The following is my response to a request made by a history teacher at my school to recall what I remember of the September 11 terror attacks.

What I remember is the sense that there were multiple incidents — the two planes into the WTC, the hit at the Pentagon, and one plane still missing (until it was later found crashed into rural Pennsylvania). I was watching the TV with my students in my physics room at the old high school, and this was during my first year of teaching, and I wasn’t sure I should be abandoning my lesson plans, but I couldn’t imagine teaching that day. I recall being shocked at first, and then later feeling exhausted from thinking about it all day.

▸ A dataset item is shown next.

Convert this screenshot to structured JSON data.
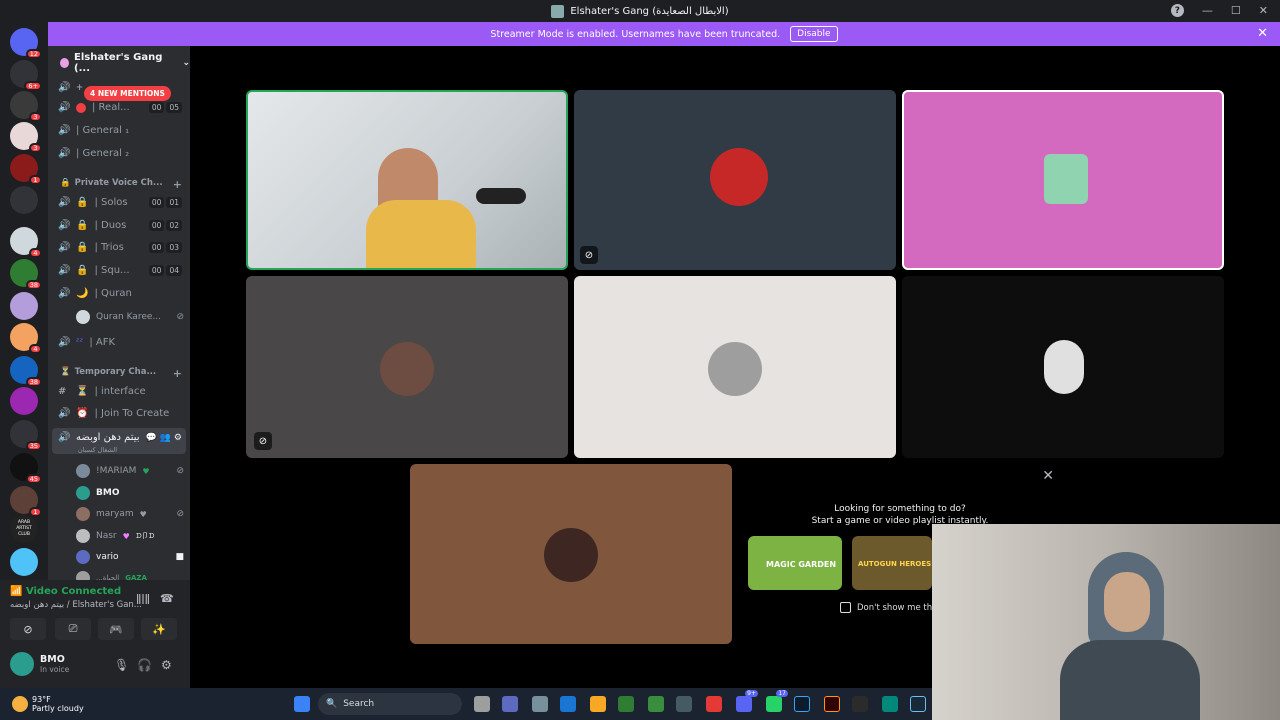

In the days, weeks, and years that followed, I remember being dismayed at how the U.S. responded. As I wrote in an email to a friend in the fall of 2001, “After Oklahoma City [bombing in ‘95] and the first WTC [bombing in ‘93], the response was a CRIMINAL investigation, not a military action, and I’m not sure why the criminal approach was never considered (or so quickly dropped) in this case.” The political leaders of both parties seemed to forget rational debate and deliberation, and what the government did after — passing the PATRIOT Act, torturing suspects, holding people without trial at Guantanamo Bay (still going on), invading Afghanistan (still going on 15 years later), and invading Iraq (even though Saddam Hussein had no connection to the hijackers) — gave the terrorists exactly the over-reaction their attack seemed design to provoke. The scariest part to me, after that first day, was how the public in general seemed to be of one blindly vengeful mind, and I remember feeling quite alone in my dissent.